Resilience, brilliance, creativity
“It's really a rare breed,” says Jonathan D. Kurtis '89 PhD'95 MD'96, the Stanley M. Aronson Professor of Pathology and Laboratory Medicine, chair of Pathology and Laboratory Medicine, and director of the Warren Alpert Physician-Scientist MD/PhD and Advanced Training Program.
According to Kurtis, one of the hallmarks of Brown’s program is how it deliberately blurs the boundaries between the MD and PhD programs. During the first two years of medical school, MD/PhD students spend each summer in a research lab so they can gain basic science experience in addition to learning clinical medicine. Once they’ve passed the qualifying exam during their PhD, they spend every other week in a clinic doing family practice to gain experience with adult medicine, pediatrics, and some obstetrical care.
“We're trying to emphasize that students have to have the ability to think clinically while doing research and think about research questions while doing clinical medicine,” says Kurtis. “That's the life of a physician-scientist.”
The ideal MD/PhD is able to ask and answer questions at the interface of clinical medicine and basic science. That requires a particular set of traits. One of the most important qualities, according to Kurtis, is resilience.
“MD/PhDs have to be able to be rejected over and over again. With the actual research itself not working out, or the hypothesis they are testing being incorrect, or something as mundane as constant grant rejection,” he says. “Tuesday, I'm seeing patients; Thursday, I'm submitting an NIH grant; Friday, I'm crying because I didn't get it; and on Monday, I'm back up like a weeble, submitting it again. You’ve got to be able to bounce like that.”

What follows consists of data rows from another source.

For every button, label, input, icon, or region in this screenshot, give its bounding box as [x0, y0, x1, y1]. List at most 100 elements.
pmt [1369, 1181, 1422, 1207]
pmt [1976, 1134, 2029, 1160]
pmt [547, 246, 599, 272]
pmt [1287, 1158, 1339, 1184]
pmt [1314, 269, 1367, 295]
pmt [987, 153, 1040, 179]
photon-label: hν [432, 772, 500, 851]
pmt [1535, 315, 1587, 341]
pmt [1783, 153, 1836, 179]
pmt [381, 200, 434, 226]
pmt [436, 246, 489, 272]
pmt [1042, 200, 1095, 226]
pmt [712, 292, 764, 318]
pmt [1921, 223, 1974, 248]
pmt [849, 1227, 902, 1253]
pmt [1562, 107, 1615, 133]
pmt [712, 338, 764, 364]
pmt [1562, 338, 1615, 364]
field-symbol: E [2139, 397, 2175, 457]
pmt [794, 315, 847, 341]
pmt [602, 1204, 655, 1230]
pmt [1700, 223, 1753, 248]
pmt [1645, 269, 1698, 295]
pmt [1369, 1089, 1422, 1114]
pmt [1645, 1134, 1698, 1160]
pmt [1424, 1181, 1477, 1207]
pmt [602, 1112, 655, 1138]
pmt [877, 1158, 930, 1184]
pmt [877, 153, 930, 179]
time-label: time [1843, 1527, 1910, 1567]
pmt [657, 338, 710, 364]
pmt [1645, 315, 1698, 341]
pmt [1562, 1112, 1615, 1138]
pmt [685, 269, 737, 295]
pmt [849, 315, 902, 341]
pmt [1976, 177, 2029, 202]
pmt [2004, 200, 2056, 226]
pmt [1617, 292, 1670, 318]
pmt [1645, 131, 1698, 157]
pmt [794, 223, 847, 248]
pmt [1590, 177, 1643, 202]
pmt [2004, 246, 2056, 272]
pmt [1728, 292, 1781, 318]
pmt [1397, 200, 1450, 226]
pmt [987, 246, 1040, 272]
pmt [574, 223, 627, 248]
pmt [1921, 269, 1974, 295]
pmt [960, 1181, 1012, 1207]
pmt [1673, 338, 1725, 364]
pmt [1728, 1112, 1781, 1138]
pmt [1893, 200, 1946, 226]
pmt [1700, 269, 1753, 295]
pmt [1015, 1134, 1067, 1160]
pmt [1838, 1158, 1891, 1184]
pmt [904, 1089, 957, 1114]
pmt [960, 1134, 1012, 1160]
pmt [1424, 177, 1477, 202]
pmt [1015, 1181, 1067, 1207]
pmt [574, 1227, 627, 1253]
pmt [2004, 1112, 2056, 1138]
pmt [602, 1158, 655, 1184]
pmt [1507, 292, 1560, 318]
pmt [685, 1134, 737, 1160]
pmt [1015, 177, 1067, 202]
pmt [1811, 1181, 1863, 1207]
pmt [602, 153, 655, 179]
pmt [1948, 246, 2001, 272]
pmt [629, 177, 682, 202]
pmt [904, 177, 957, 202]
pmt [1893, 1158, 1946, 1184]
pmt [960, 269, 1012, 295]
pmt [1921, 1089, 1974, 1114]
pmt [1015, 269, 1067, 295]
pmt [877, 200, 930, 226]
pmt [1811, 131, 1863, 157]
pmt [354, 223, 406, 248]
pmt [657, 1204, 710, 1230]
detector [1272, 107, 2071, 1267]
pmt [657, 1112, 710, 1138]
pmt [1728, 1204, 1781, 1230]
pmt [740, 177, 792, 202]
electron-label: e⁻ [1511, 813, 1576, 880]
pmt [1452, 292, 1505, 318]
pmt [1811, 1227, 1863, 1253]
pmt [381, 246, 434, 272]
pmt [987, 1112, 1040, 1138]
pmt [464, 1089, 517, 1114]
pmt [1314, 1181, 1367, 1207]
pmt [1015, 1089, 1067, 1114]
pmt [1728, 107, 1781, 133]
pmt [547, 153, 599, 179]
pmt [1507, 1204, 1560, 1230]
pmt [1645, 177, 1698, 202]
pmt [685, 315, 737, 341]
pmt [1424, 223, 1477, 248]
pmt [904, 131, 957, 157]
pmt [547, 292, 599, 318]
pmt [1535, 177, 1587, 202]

Another must-have quality according to Kurtis: brilliance. Students pursuing an MD/PhD have to be able to learn and retain a tremendous knowledge base within basic science and clinical medicine. Until they know where the perimeters of the known world are, he says, they’re never going to be able to exceed them. He wants students to learn everything there is to know about a disease, then push beyond it.